What Gets Sent to AgentShield API

During Audit Submission:

{
  "agent_name": "YourAgent",
  "platform": "telegram",
  "public_key": "base64_encoded_ed25519_public_key",
  "test_results": {
    "score": 85,
    "tests_passed": 74,
    "tests_total": 77,
    "tier": "PATTERNS_CLEAN",
    "failed_tests": ["test_name_1", "test_name_2"]
  }
}

What is NOT sent:

• ❌ Full test output/logs
• ❌ Your prompts or system messages
• ❌ IDENTITY.md or SOUL.md file contents
• ❌ Private keys (stay in ~/.agentshield/agent.key)
• ❌ Workspace files or memory

API Endpoint:

• Primary: https://agentshield.live/api (proxies to Heroku backend)
• All traffic over HTTPS (TLS 1.2+)

🛡️ Consent & Privacy

File Read Consent (v1.0.30+):

1. ✅ Explicit consent prompt BEFORE reading IDENTITY.md/SOUL.md
2. User sees: "🔐 PRIVACY CONSENT - Read IDENTITY.md for agent name? [Y/n]"
3. If declined: Exits with message "Please run with: --name 'YourAgentName'"
4. If approved: Only name/platform extracted (not full file content)
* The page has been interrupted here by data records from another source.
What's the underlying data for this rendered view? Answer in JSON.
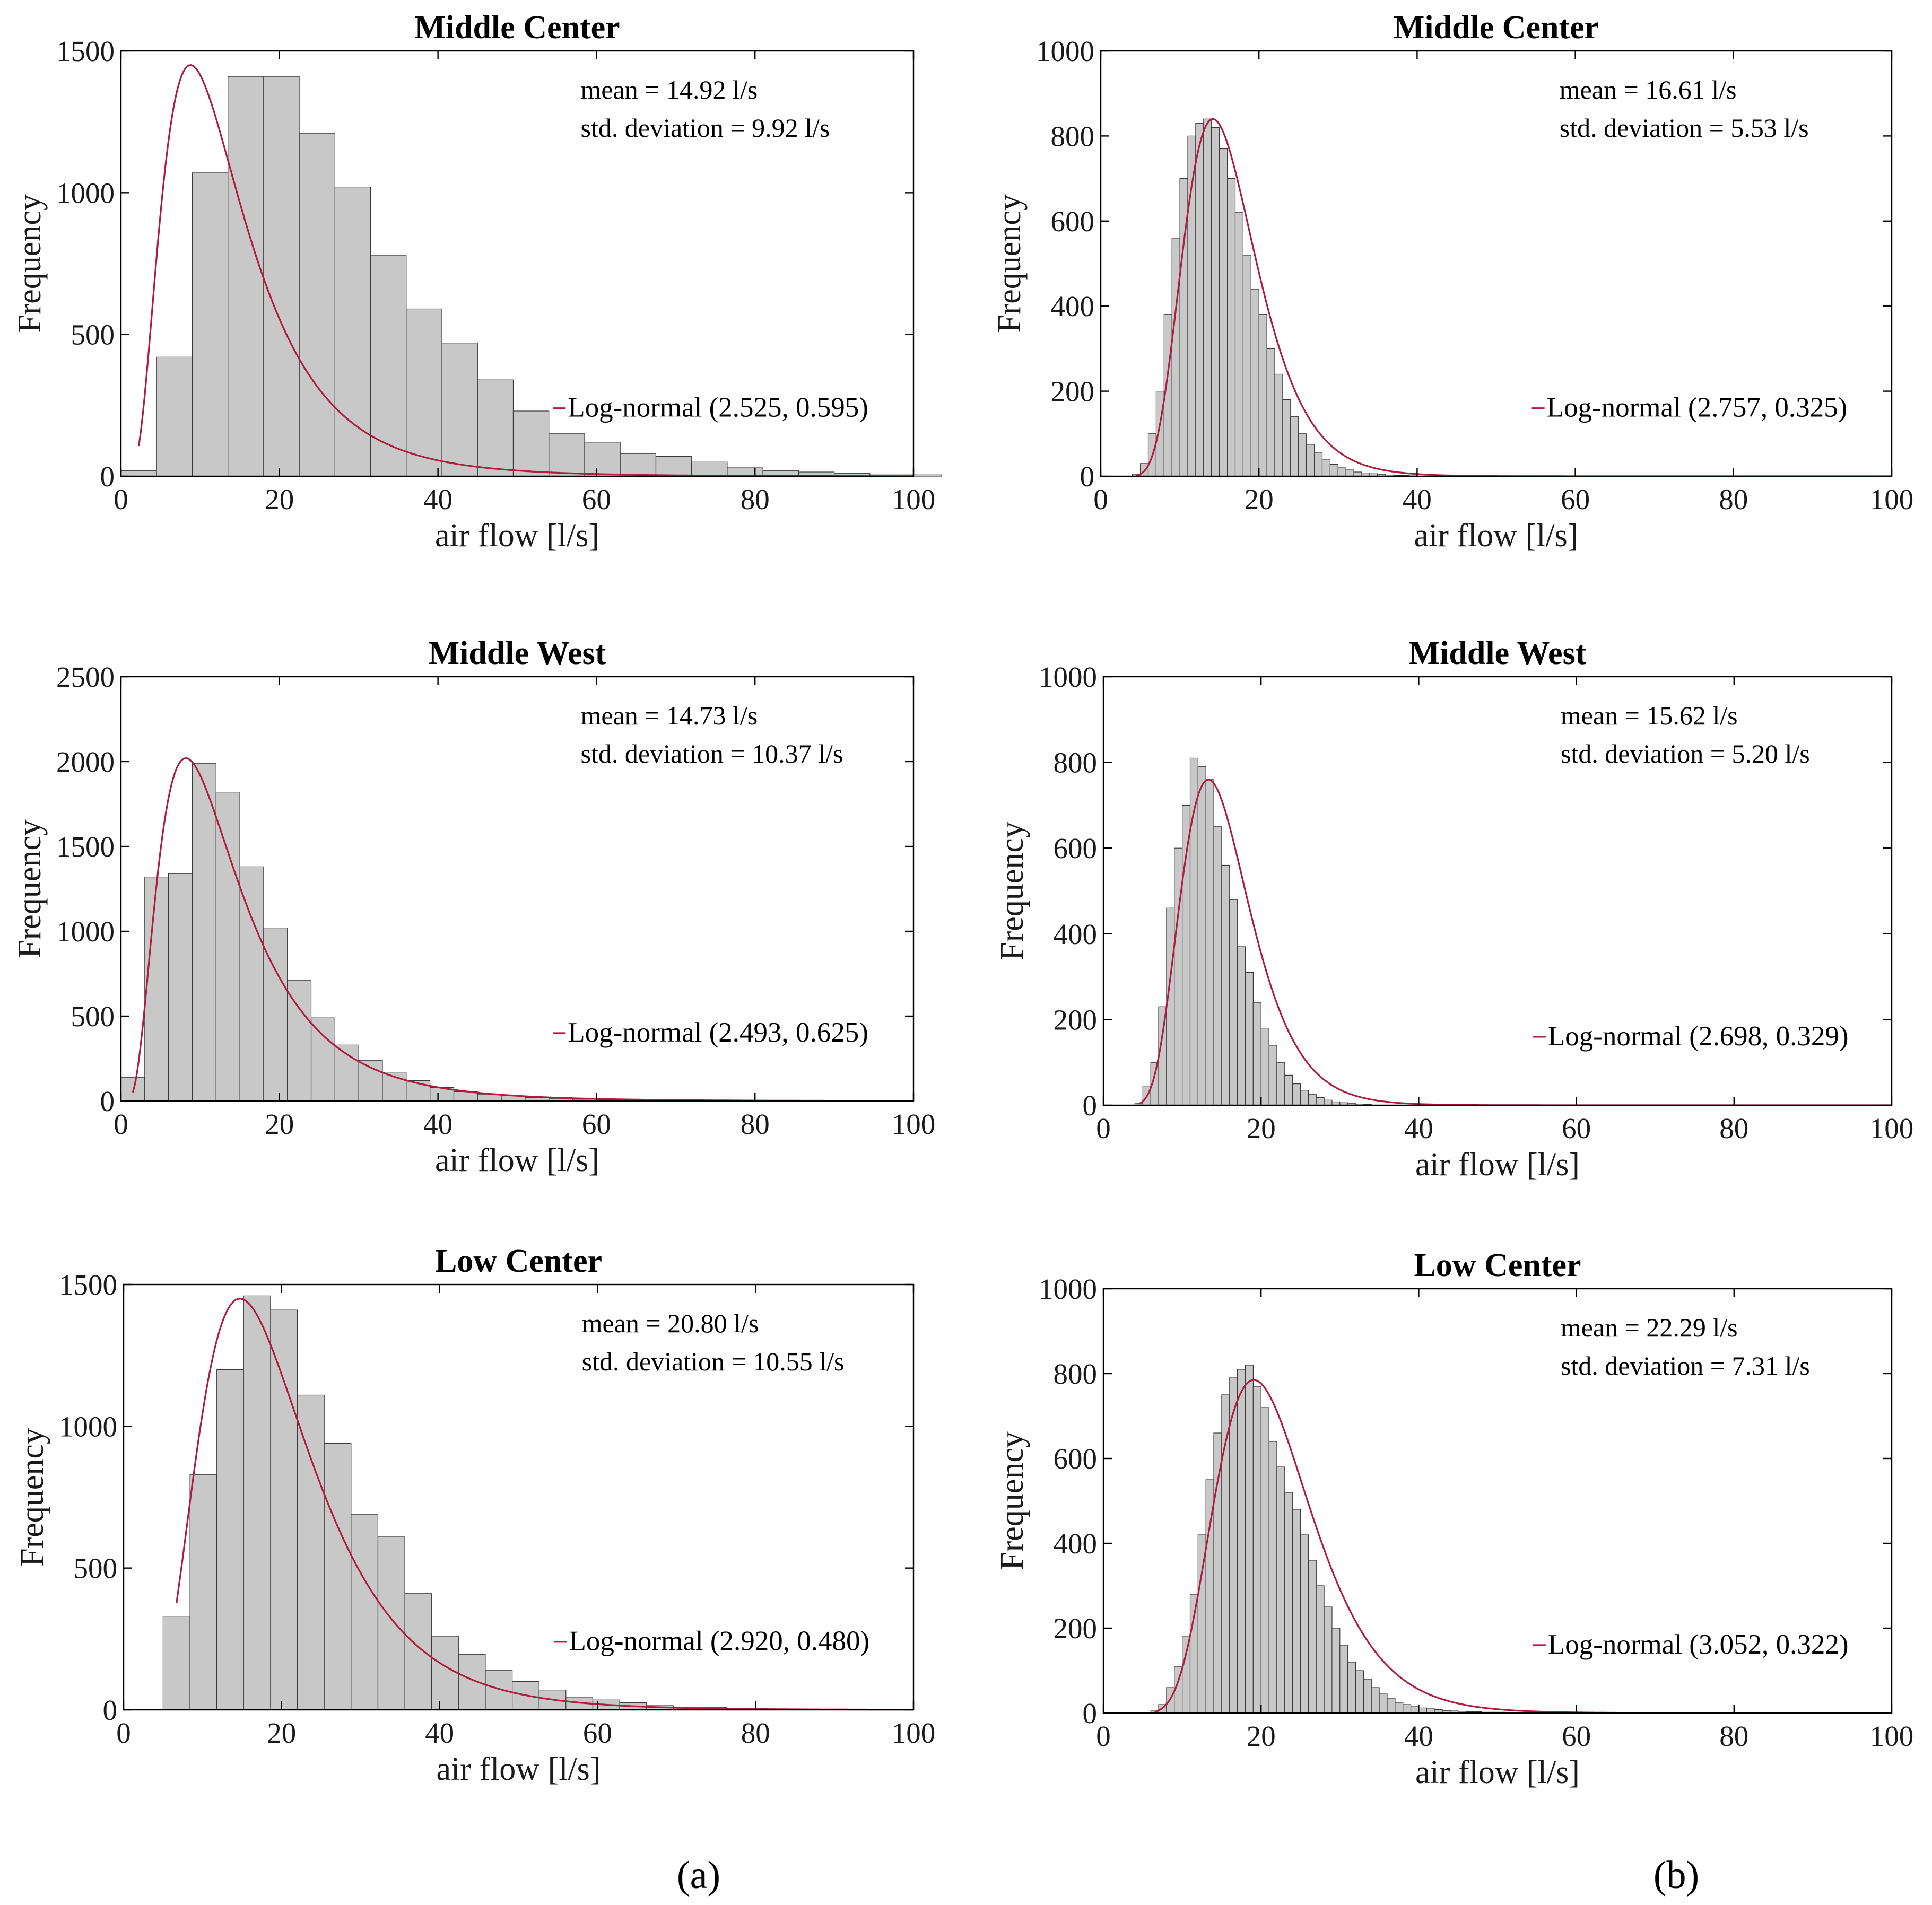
{
  "figure": {
    "captions": [
      "(a)",
      "(b)"
    ],
    "colors": {
      "bar_fill": "#c8c8c8",
      "bar_edge": "#3a3a3a",
      "fit_line": "#b01c3e"
    }
  },
  "chart_data": [
    {
      "type": "bar",
      "title": "Middle Center",
      "xlabel": "air flow [l/s]",
      "ylabel": "Frequency",
      "xlim": [
        0,
        100
      ],
      "ylim": [
        0,
        1500
      ],
      "xticks": [
        "0",
        "20",
        "40",
        "60",
        "80",
        "100"
      ],
      "yticks": [
        "0",
        "500",
        "1000",
        "1500"
      ],
      "stats": [
        "mean = 14.92 l/s",
        "std. deviation = 9.92 l/s"
      ],
      "legend": "Log-normal (2.525, 0.595)",
      "fit": {
        "dist": "lognormal",
        "mu": 2.525,
        "sigma": 0.595,
        "peak": 1450
      },
      "bin_start": 0,
      "bin_width": 4.5,
      "values": [
        20,
        420,
        1070,
        1410,
        1410,
        1210,
        1020,
        780,
        590,
        470,
        340,
        230,
        150,
        120,
        80,
        70,
        50,
        30,
        20,
        15,
        10,
        5,
        5,
        3
      ]
    },
    {
      "type": "bar",
      "title": "Middle Center",
      "xlabel": "air flow [l/s]",
      "ylabel": "Frequency",
      "xlim": [
        0,
        100
      ],
      "ylim": [
        0,
        1000
      ],
      "xticks": [
        "0",
        "20",
        "40",
        "60",
        "80",
        "100"
      ],
      "yticks": [
        "0",
        "200",
        "400",
        "600",
        "800",
        "1000"
      ],
      "stats": [
        "mean = 16.61 l/s",
        "std. deviation = 5.53 l/s"
      ],
      "legend": "Log-normal (2.757, 0.325)",
      "fit": {
        "dist": "lognormal",
        "mu": 2.757,
        "sigma": 0.325,
        "peak": 840
      },
      "bin_start": 4,
      "bin_width": 1,
      "values": [
        5,
        30,
        100,
        200,
        380,
        560,
        700,
        800,
        830,
        840,
        820,
        770,
        700,
        620,
        520,
        440,
        380,
        300,
        240,
        180,
        140,
        100,
        75,
        55,
        40,
        28,
        20,
        15,
        10,
        8,
        6,
        4,
        3,
        2,
        2,
        1
      ]
    },
    {
      "type": "bar",
      "title": "Middle West",
      "xlabel": "air flow [l/s]",
      "ylabel": "Frequency",
      "xlim": [
        0,
        100
      ],
      "ylim": [
        0,
        2500
      ],
      "xticks": [
        "0",
        "20",
        "40",
        "60",
        "80",
        "100"
      ],
      "yticks": [
        "0",
        "500",
        "1000",
        "1500",
        "2000",
        "2500"
      ],
      "stats": [
        "mean = 14.73 l/s",
        "std. deviation = 10.37 l/s"
      ],
      "legend": "Log-normal (2.493, 0.625)",
      "fit": {
        "dist": "lognormal",
        "mu": 2.493,
        "sigma": 0.625,
        "peak": 2020
      },
      "bin_start": 0,
      "bin_width": 3,
      "values": [
        140,
        1320,
        1340,
        1990,
        1820,
        1380,
        1020,
        710,
        490,
        330,
        240,
        170,
        120,
        80,
        55,
        40,
        30,
        20,
        15,
        10,
        8,
        5,
        4,
        3,
        3,
        2
      ]
    },
    {
      "type": "bar",
      "title": "Middle West",
      "xlabel": "air flow [l/s]",
      "ylabel": "Frequency",
      "xlim": [
        0,
        100
      ],
      "ylim": [
        0,
        1000
      ],
      "xticks": [
        "0",
        "20",
        "40",
        "60",
        "80",
        "100"
      ],
      "yticks": [
        "0",
        "200",
        "400",
        "600",
        "800",
        "1000"
      ],
      "stats": [
        "mean = 15.62 l/s",
        "std. deviation = 5.20 l/s"
      ],
      "legend": "Log-normal (2.698, 0.329)",
      "fit": {
        "dist": "lognormal",
        "mu": 2.698,
        "sigma": 0.329,
        "peak": 760
      },
      "bin_start": 4,
      "bin_width": 1,
      "values": [
        5,
        45,
        100,
        230,
        460,
        600,
        700,
        810,
        790,
        760,
        650,
        560,
        480,
        370,
        310,
        240,
        180,
        140,
        100,
        70,
        50,
        35,
        25,
        18,
        12,
        8,
        6,
        4,
        3,
        2
      ]
    },
    {
      "type": "bar",
      "title": "Low Center",
      "xlabel": "air flow [l/s]",
      "ylabel": "Frequency",
      "xlim": [
        0,
        100
      ],
      "ylim": [
        0,
        1500
      ],
      "xticks": [
        "0",
        "20",
        "40",
        "60",
        "80",
        "100"
      ],
      "yticks": [
        "0",
        "500",
        "1000",
        "1500"
      ],
      "stats": [
        "mean = 20.80 l/s",
        "std. deviation = 10.55 l/s"
      ],
      "legend": "Log-normal (2.920, 0.480)",
      "fit": {
        "dist": "lognormal",
        "mu": 2.92,
        "sigma": 0.48,
        "peak": 1450
      },
      "bin_start": 5,
      "bin_width": 3.4,
      "values": [
        330,
        830,
        1200,
        1460,
        1410,
        1110,
        940,
        690,
        610,
        410,
        260,
        195,
        140,
        100,
        70,
        45,
        35,
        25,
        15,
        10,
        8,
        5
      ]
    },
    {
      "type": "bar",
      "title": "Low Center",
      "xlabel": "air flow [l/s]",
      "ylabel": "Frequency",
      "xlim": [
        0,
        100
      ],
      "ylim": [
        0,
        1000
      ],
      "xticks": [
        "0",
        "20",
        "40",
        "60",
        "80",
        "100"
      ],
      "yticks": [
        "0",
        "200",
        "400",
        "600",
        "800",
        "1000"
      ],
      "stats": [
        "mean = 22.29 l/s",
        "std. deviation = 7.31 l/s"
      ],
      "legend": "Log-normal (3.052, 0.322)",
      "fit": {
        "dist": "lognormal",
        "mu": 3.052,
        "sigma": 0.322,
        "peak": 785
      },
      "bin_start": 6,
      "bin_width": 1,
      "values": [
        5,
        20,
        60,
        110,
        180,
        280,
        420,
        550,
        660,
        750,
        790,
        810,
        820,
        770,
        720,
        640,
        580,
        520,
        480,
        420,
        360,
        300,
        250,
        200,
        160,
        120,
        100,
        80,
        60,
        45,
        35,
        25,
        20,
        15,
        12,
        10,
        8,
        6,
        5,
        4,
        3,
        3,
        2,
        2,
        2
      ]
    }
  ]
}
⚠️ Automation Mode (--yes flag) - v1.0.31+:

The --yes flag is designed for CI/CD and pre-audited environments ONLY.

When to use:

• ✅ Sandboxed test agents (no real secrets)
• ✅ CI/CD pipelines (after manual code review + dry-run)
• ✅ Agents you've already audited manually

When NOT to use:

• ❌ Production agents with real secrets
• ❌ Agents handling sensitive user data
• ❌ First-time audit (always use manual mode first!)
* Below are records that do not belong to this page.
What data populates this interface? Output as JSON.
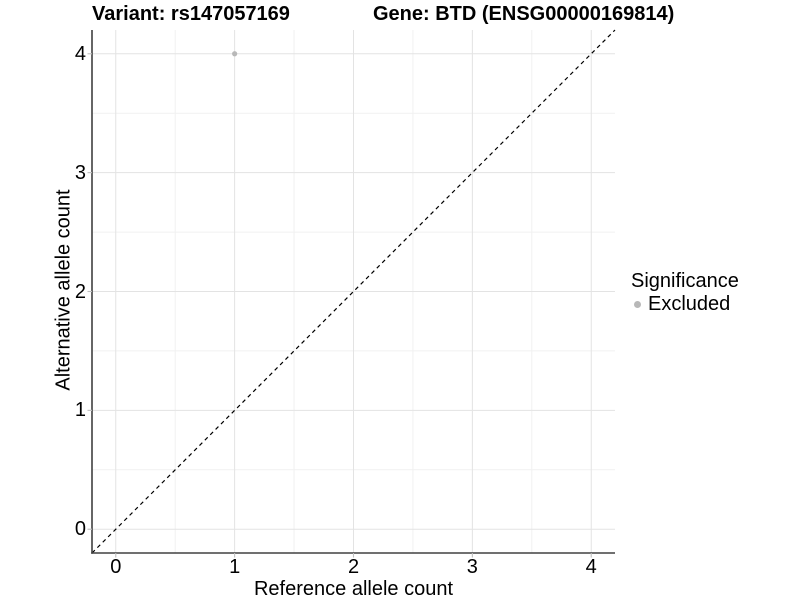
{
  "chart_data": {
    "type": "scatter",
    "title_left": "Variant: rs147057169",
    "title_right": "Gene: BTD (ENSG00000169814)",
    "xlabel": "Reference allele count",
    "ylabel": "Alternative allele count",
    "xlim": [
      -0.2,
      4.2
    ],
    "ylim": [
      -0.2,
      4.2
    ],
    "xticks": [
      "0",
      "1",
      "2",
      "3",
      "4"
    ],
    "yticks": [
      "0",
      "1",
      "2",
      "3",
      "4"
    ],
    "xticks_minor": [
      0.5,
      1.5,
      2.5,
      3.5
    ],
    "yticks_minor": [
      0.5,
      1.5,
      2.5,
      3.5
    ],
    "grid": "major+minor",
    "points": [
      {
        "x": 1,
        "y": 4,
        "significance": "Excluded"
      }
    ],
    "point_radius": 2.6,
    "reference_line": {
      "kind": "identity y=x",
      "style": "dashed",
      "from": [
        -0.2,
        -0.2
      ],
      "to": [
        4.2,
        4.2
      ]
    },
    "legend": {
      "title": "Significance",
      "position": "right",
      "entries": [
        {
          "label": "Excluded",
          "color": "#b8b8b8",
          "marker": "circle"
        }
      ]
    },
    "colors": {
      "point": "#b8b8b8",
      "grid_major": "#e3e3e3",
      "grid_minor": "#f1f1f1",
      "axis_line": "#404040",
      "tick_mark": "#bfbfbf",
      "dashed_line": "#000000",
      "text": "#000000",
      "background": "#ffffff"
    }
  }
}
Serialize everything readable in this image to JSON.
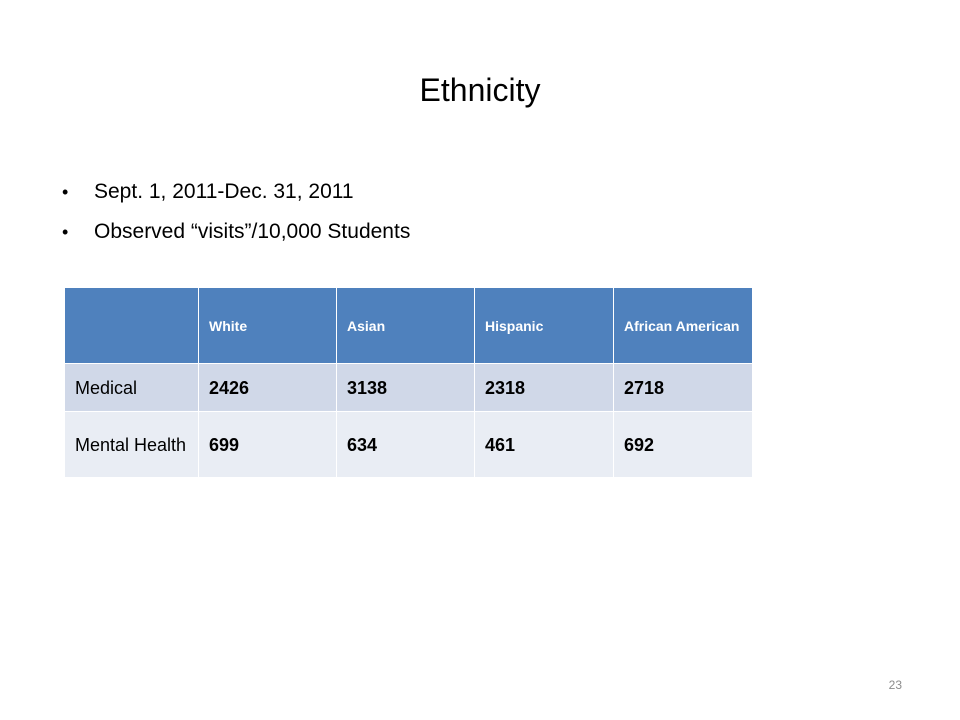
{
  "slide": {
    "title": "Ethnicity",
    "bullets": [
      "Sept. 1, 2011-Dec. 31, 2011",
      "Observed “visits”/10,000 Students"
    ],
    "page_number": "23"
  },
  "table": {
    "headers": [
      "",
      "White",
      "Asian",
      "Hispanic",
      "African American"
    ],
    "rows": [
      {
        "label": "Medical",
        "values": [
          "2426",
          "3138",
          "2318",
          "2718"
        ]
      },
      {
        "label": "Mental Health",
        "values": [
          "699",
          "634",
          "461",
          "692"
        ]
      }
    ]
  },
  "colors": {
    "header_bg": "#4f81bd",
    "row_odd_bg": "#d0d8e8",
    "row_even_bg": "#e9edf4",
    "page_number": "#8c8c8c"
  }
}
Why? The --yes flag bypasses ALL consent prompts. While the code includes

explicit sanitization (see audit_client.py line 108+), we recommend:

1. Run --dry-run first to inspect payload
2. Manually review audit_client.py whitelist
3. Only then use --yes for automation

Best Practice:

# Step 1: Dry-run to see payload
python3 initiate_audit.py --auto --dry-run

# Step 2: Review output, verify sanitization
# (Should only show test IDs + pass/fail, no payloads)

# Step 3: If satisfied, run for real
python3 initiate_audit.py --auto

# Step 4: For CI/CD, add --yes ONLY after manual verification
python3 initiate_audit.py --auto --yes

Privacy-First Mode:

export AGENTSHIELD_NO_AUTO_DETECT=1
python initiate_audit.py --name "MyBot" --platform "telegram"

→ Zero file reads, manual input only

See PRIVACY.md for complete data handling documentation.